In the meantime, a man must earn his living. Tcheka left his rural home and went to live in Praia, where he became a cameraman for national television, a job that involved travel and broadened his horizons. In Praia, Tcheka met journalist Julio Rodrigues and wrote a number of songs with him. The two played informally in the bars of the Cape Verdean capital and other musicians soon joined them: percussionist Pery, bassist Kizo, flautist Robert Pemberton (a Scotsman who lived in Cape Verde) and, more recently, percussionist Raul.
Today, Tcheka is well-known in Praia for his work in modernising “batuque”, in much the same way as Catchas updated Funana, the other great Santiago beat, in the seventies. Providing a new reading of batuque while conserving its traditional structures is the message of Tcheka’s first album, entitled “Argui” (“rise / stand up” in Creole).

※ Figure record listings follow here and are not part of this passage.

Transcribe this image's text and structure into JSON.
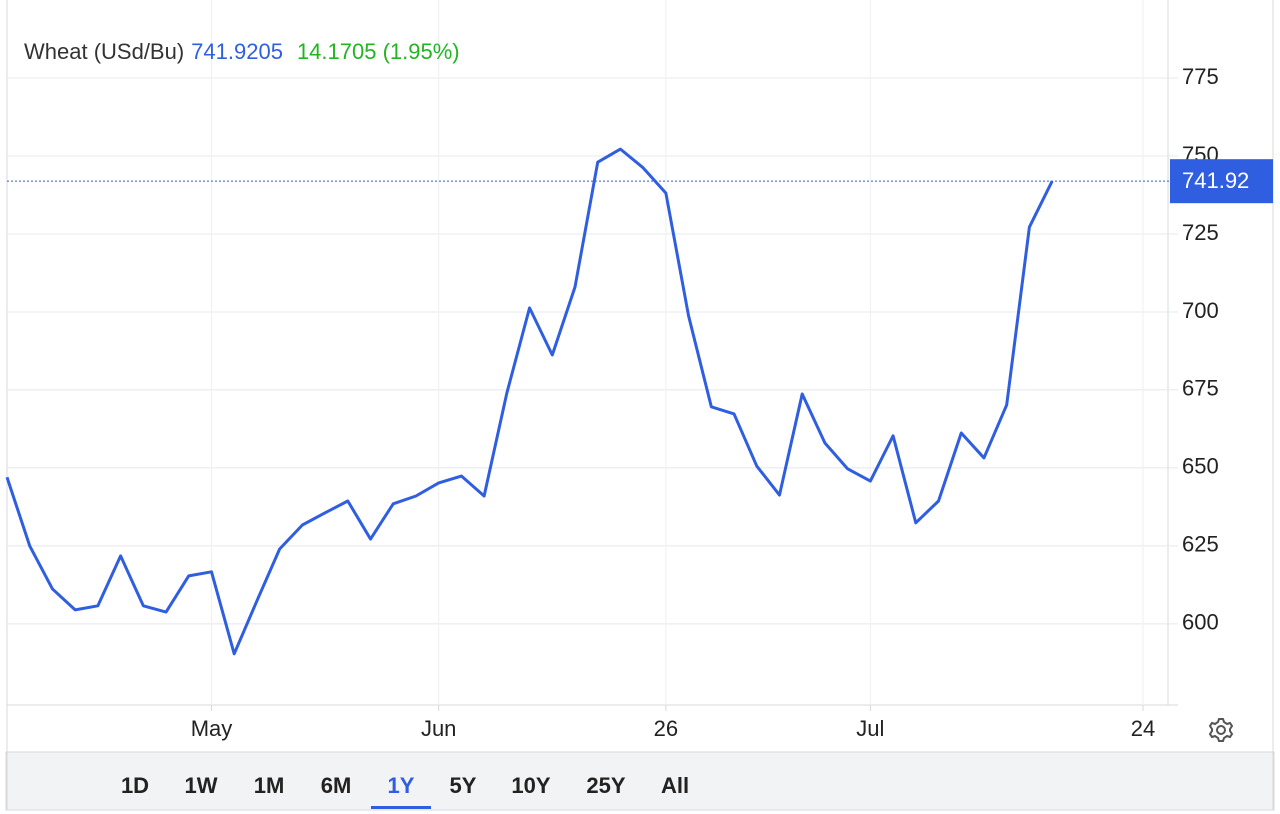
{
  "chart_data": {
    "type": "line",
    "title": "Wheat (USd/Bu)",
    "price": "741.9205",
    "change": "14.1705 (1.95%)",
    "categories": [
      null,
      null,
      null,
      null,
      null,
      null,
      null,
      null,
      null,
      "May",
      null,
      null,
      null,
      null,
      null,
      null,
      null,
      null,
      null,
      "Jun",
      null,
      null,
      null,
      null,
      null,
      null,
      null,
      null,
      null,
      "26",
      null,
      null,
      null,
      null,
      null,
      null,
      null,
      null,
      "Jul",
      null,
      null,
      null,
      null,
      null,
      null,
      null,
      null,
      null,
      null,
      null,
      "24"
    ],
    "series": [
      {
        "name": "Wheat",
        "color": "#2f5fe0",
        "values": [
          647,
          625,
          611.2,
          604.5,
          605.8,
          621.8,
          605.8,
          603.8,
          615.4,
          616.7,
          590.4,
          607.4,
          624,
          631.7,
          635.6,
          639.4,
          627.2,
          638.5,
          641,
          645.2,
          647.4,
          641,
          674,
          701.3,
          686.2,
          708,
          748,
          752.2,
          746.2,
          738.1,
          698.7,
          669.6,
          667.3,
          650.6,
          641.3,
          673.7,
          658,
          649.7,
          645.8,
          660.3,
          632.4,
          639.4,
          661.2,
          653.2,
          670.2,
          727.2,
          741.92,
          null,
          null,
          null,
          null
        ]
      }
    ],
    "last_price_tag": 741.92,
    "ylim": [
      574,
      800
    ],
    "yticks": [
      600,
      625,
      650,
      675,
      700,
      725,
      750,
      775
    ],
    "grid": true,
    "ranges": [
      "1D",
      "1W",
      "1M",
      "6M",
      "1Y",
      "5Y",
      "10Y",
      "25Y",
      "All"
    ],
    "selected_range": 4
  }
}
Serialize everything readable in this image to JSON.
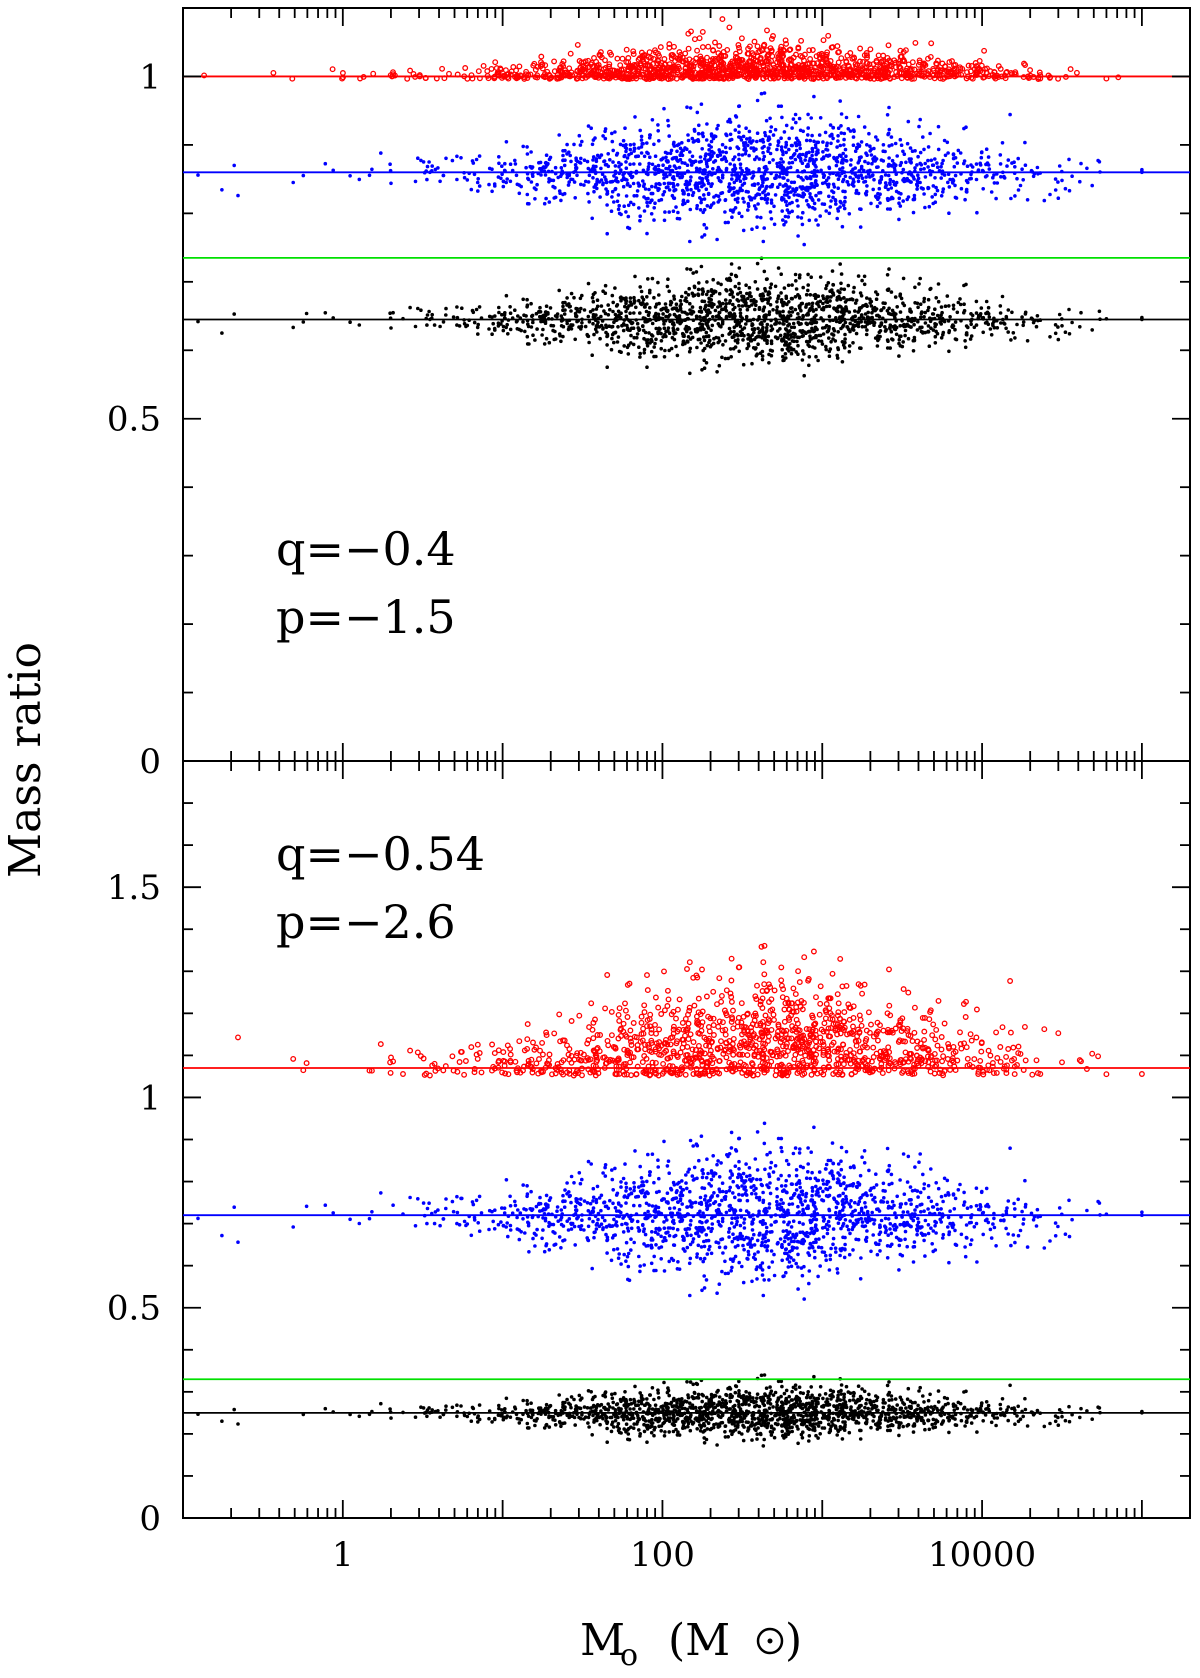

Note on Batuqye: Batuque, a beat specific to the island of Santiago in the Cape Verde archipelago, conveys the collective memory and identity of a people. Batuque was first played after work in the fields, traditionally by women. Sitting in a circle, they tapped on a “tchabeta”, a bundle of cloth, normally made of piled loincloths that they rolled up and held between their legs. Depending on the thickness and compression of the fabric used, these cloth drums produced a variety of sounds. Batuque provided an accompaniment for “finaçon”, a vocal style that the women improvised to suit their audience and the occasion. Following African tradition, the singers commented on village events, celebrated farming festivals, births and marriages, and commemorated deaths. Sometimes one of them would enter the “terrero” (the inside of the circle) and dance.
Today, these inflexible traditions have been radically updated. Firstly, the women – who hardly ever wear loincloths now – make their drums from plastic bags. Stacked and folded in the customary way, they produce a wide range of sounds (listen to the Terrero album). Secondly, young men (Tcheka is not alone) are adopting these traditional styles, batuque and finaçon, their childhood lullaby, to assert their African identity more actively.